Altro tema molto dibattuto ieri mattina tra i vari interventi dei giornalisti siciliani anche quello del precariato nelle redazioni e delle querele temerarie.
“Oggi i giornali sono fatti soprattutto grazie a colleghi collaboratori che sono pagati 5 euro a pezzo e non hanno, a differenza nostra, una tutela in caso di querele temerarie”, ha affermato Nuccio. “Io penso alla difficoltà di fare informazione se una persona non ha una garanzia contrattuale o una tutela economica. La figura che spesso viene indicata del giornalista è quello del cane da guardia della democrazia, oggi mi sembra che la politica non voglia un cane da guardia ma un cane accucciato e da riporto.

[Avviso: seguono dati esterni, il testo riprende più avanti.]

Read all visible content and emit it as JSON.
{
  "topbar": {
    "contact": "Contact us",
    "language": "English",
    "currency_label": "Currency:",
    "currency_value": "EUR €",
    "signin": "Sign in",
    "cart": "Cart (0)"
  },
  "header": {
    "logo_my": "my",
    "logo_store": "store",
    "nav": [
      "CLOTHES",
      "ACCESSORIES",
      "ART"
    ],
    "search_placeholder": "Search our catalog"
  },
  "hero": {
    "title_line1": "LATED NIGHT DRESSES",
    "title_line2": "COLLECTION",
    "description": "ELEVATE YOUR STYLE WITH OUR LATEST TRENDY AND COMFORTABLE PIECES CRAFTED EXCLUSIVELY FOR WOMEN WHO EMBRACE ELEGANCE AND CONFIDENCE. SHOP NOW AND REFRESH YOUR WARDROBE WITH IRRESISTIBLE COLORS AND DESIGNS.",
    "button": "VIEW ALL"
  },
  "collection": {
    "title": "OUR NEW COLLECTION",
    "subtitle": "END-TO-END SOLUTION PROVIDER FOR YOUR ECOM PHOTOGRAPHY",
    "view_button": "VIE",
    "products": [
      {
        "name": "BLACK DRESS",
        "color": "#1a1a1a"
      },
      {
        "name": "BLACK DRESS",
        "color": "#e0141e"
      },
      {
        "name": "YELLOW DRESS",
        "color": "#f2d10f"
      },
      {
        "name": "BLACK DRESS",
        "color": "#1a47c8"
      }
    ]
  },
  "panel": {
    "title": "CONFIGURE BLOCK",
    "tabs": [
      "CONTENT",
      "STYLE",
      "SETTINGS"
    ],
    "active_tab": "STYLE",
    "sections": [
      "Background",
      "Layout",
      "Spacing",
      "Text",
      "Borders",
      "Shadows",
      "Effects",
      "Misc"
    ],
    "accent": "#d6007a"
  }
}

Cioè che riportino soltanto le notizie che convengono ai politici”. Di querele temerarie ha parlato anche Alessia Candito, calabrese, giornalista di Repubblica, che in passato ricevette una richiesta di risarcimento di un milione di euro per “danno d’immagine”. “Attendiamo ancora una legge contro le querele temerarie”, ha affermato. E riguardo alle leggi bavaglio. “Per capire bene la portata di questa legge bisogna inserirla in un contesto generale di svolta repressiva che stiamo vivendo. Un contesto in cui viene limitato il diritto di sciopero, in cui c’è una giustizia che viene tarata a tutela dei potenti. Tant’è che aboliamo l’abuso d’ufficio che i magistrati ci spiegano essere un reato spia dell’inserimento delle mafie nelle pubbliche amministrazioni. Mentre con un decreto Caivano ipotizziamo di poter fare un ammonimento dal questore a un bambino di 12 anni”. E sulle ragioni che hanno mosso questi interventi dell’esecutivo.
Alessia Candito
“Non credo che non sapere qualcosa possa essere garanzia per qualcuno, né per i colpevoli, né per gli innocenti. Anche perché i giornali non si occupano semplicemente del penalmente rilevante perché non siamo il gazzettino di questo o quel tribunale, raccontiamo la società. E dalle intercettazioni si capisce tanta società”, ha spiegato. “Capita che dalle intercettazioni si apprenda qualcosa di penalmente non rilevante ma è socialmente o politicamente inaccettabile e noi dobbiamo essere liberi di spiarlo a chi non ha accesso a quei contenuti o a chi non capisce quei contenuti. Così come dobbiamo essere in grado di raccontare quando un’indagine è pretestuosa o ha buchi”. Inoltre, ha osservato la giornalista, “gli strumenti per difendersi da qualcosa di scorretto che viene scritto ci sono. Abbiamo le querele, e, ci sono i risarcimenti in sede civile”.
“Io non credo che i giornalisti siano questo mostro pericoloso per la Repubblica e la democrazia da cui ci si deve tutelare tanto da pensare una legge per imbavagliarli. Né penso che, arrivati a questo punto, una lotta solo dei giornalisti possa essere efficace. In questo momento sono sotto attacco tutte le categorie e di tutte le categorie si cerca di limitare la libertà. A partire dai sindacati. Credo quindi - ha concluso - che dobbiamo cominciare a ragionare su una solidarietà che vada oltre la nostra categoria che troppo spesso ha fatto di tutto per dar ragione a chi la definisce una casta”.